STRING WS-SQL-TEXT DELIMITED BY ' '
' ORDER BY TXN_DATE DESC '
DELIMITED BY SIZE
INTO WS-SQL-TEXT.
Then PREPARE and execute with a dynamic cursor:
EXEC SQL
PREPARE DYNSTMT FROM :WS-SQL-TEXT
END-EXEC.
EXEC SQL
DECLARE CSR-DYNAMIC CURSOR FOR DYNSTMT
END-EXEC.
* OPEN with appropriate USING clause based on WS-PARM-COUNT
* (requires SQLDA for variable parameter count)

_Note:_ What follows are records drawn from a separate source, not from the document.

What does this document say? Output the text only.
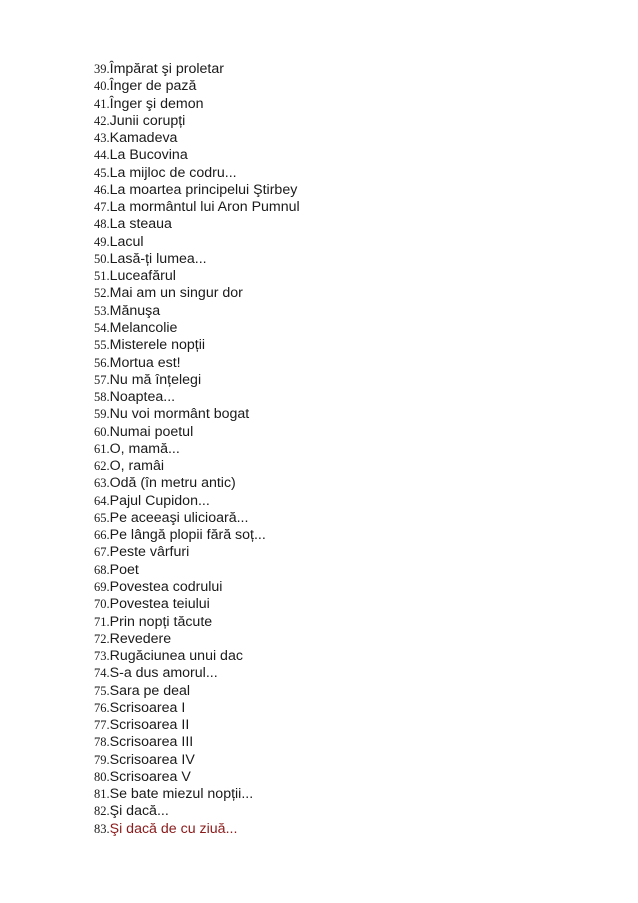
39.Împărat şi proletar
40.Înger de pază
41.Înger şi demon
42.Junii corupți
43.Kamadeva
44.La Bucovina
45.La mijloc de codru...
46.La moartea principelui Ştirbey
47.La mormântul lui Aron Pumnul
48.La steaua
49.Lacul
50.Lasă-ți lumea...
51.Luceafărul
52.Mai am un singur dor
53.Mănuşa
54.Melancolie
55.Misterele nopții
56.Mortua est!
57.Nu mă înțelegi
58.Noaptea...
59.Nu voi mormânt bogat
60.Numai poetul
61.O, mamă...
62.O, ramâi
63.Odă (în metru antic)
64.Pajul Cupidon...
65.Pe aceeaşi ulicioară...
66.Pe lângă plopii fără soț...
67.Peste vârfuri
68.Poet
69.Povestea codrului
70.Povestea teiului
71.Prin nopți tăcute
72.Revedere
73.Rugăciunea unui dac
74.S-a dus amorul...
75.Sara pe deal
76.Scrisoarea I
77.Scrisoarea II
78.Scrisoarea III
79.Scrisoarea IV
80.Scrisoarea V
81.Se bate miezul nopții...
82.Şi dacă...
83.Şi dacă de cu ziuă...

Advantages: - Supports all 32 possible combinations with one code path - Easy to add new filter criteria - Cleaner, more maintainable code
Disadvantages: - Runtime PREPARE cost on every execution - Access path chosen at runtime — may not be optimal - Requires EXECUTE authority on the underlying tables (or DYNAMICRULES(BIND)) - More complex parameter handling with SQLDA
Performance Analysis
The team ran benchmarks with representative queries:
| Query Pattern | Static SQL (ms) | Dynamic SQL (ms) | Overhead |
|---|---|---|---|
| By account (indexed) | 3.2 | 4.8 | +50% |
| By date range (partition) | 1,200 | 1,245 | +3.8% |
| By account + date range | 8.5 | 11.2 | +32% |
| By branch + date range | 890 | 920 | +3.4% |
| Complex 4-criteria | 45 | 52 | +15.6% |
Key observations: - For short-running indexed lookups, the PREPARE overhead is proportionally significant (50% overhead on a 3ms query) - For longer-running queries that scan many rows, the PREPARE overhead is negligible (3-4% on queries over 1 second) - The optimizer chose the same access path for dynamic SQL in all tested cases (statistics were up-to-date)
The Hybrid Solution
After analysis, the team implemented a hybrid approach:
-
PREPARE once, EXECUTE many. The program keeps a cache of previously prepared statements. If the same combination of criteria is requested again, it reuses the prepared statement without re-PREPARing.
-
Use parameter markers (?) exclusively. Never concatenate literal values into the SQL text. This maximizes DB2's dynamic statement cache hit rate.
-
BIND with DYNAMICRULES(BIND). This allows the dynamic SQL to use the package owner's authorization, matching the security model of the static approach.
-
Keep the top 3 most common queries as static SQL. Analysis of audit query logs showed that 78% of queries used just three patterns: by account, by date range, and by account + date range. These remain static for maximum performance.
-
Route remaining queries to dynamic SQL. The less common combinations (22% of queries) go through the dynamic path.
EVALUATE TRUE
WHEN WS-QUERY-PATTERN = 'ACCT-ONLY'
PERFORM STATIC-QUERY-ACCT
WHEN WS-QUERY-PATTERN = 'DATE-RANGE'
PERFORM STATIC-QUERY-DATE
WHEN WS-QUERY-PATTERN = 'ACCT-DATE'
PERFORM STATIC-QUERY-ACCT-DATE
WHEN OTHER
PERFORM DYNAMIC-QUERY-BUILD
END-EVALUATE.
Results
The hybrid approach delivered: - 78% of queries use static SQL with optimal performance - 22% of queries use dynamic SQL with acceptable overhead - 100% of combinations are supported (up from 15 out of 32) - Maintenance effort reduced by 60% (from 15 code paths to 4) - Auditor satisfaction significantly improved — they can now combine any criteria
Discussion Questions
- At what query duration does the PREPARE overhead become negligible? Is there a rule of thumb?
- How does the DB2 dynamic statement cache affect the performance comparison? What if the cache is cold vs warm?
- What are the security implications of DYNAMICRULES(BIND) vs DYNAMICRULES(RUN)?
- Could you achieve similar flexibility with static SQL using "catch-all" WHERE clauses like
WHERE (ACCOUNT_NUM = :hv OR :hv = ' ')? What are the optimizer implications? - How would you monitor the dynamic SQL cache hit rate to validate the design decision?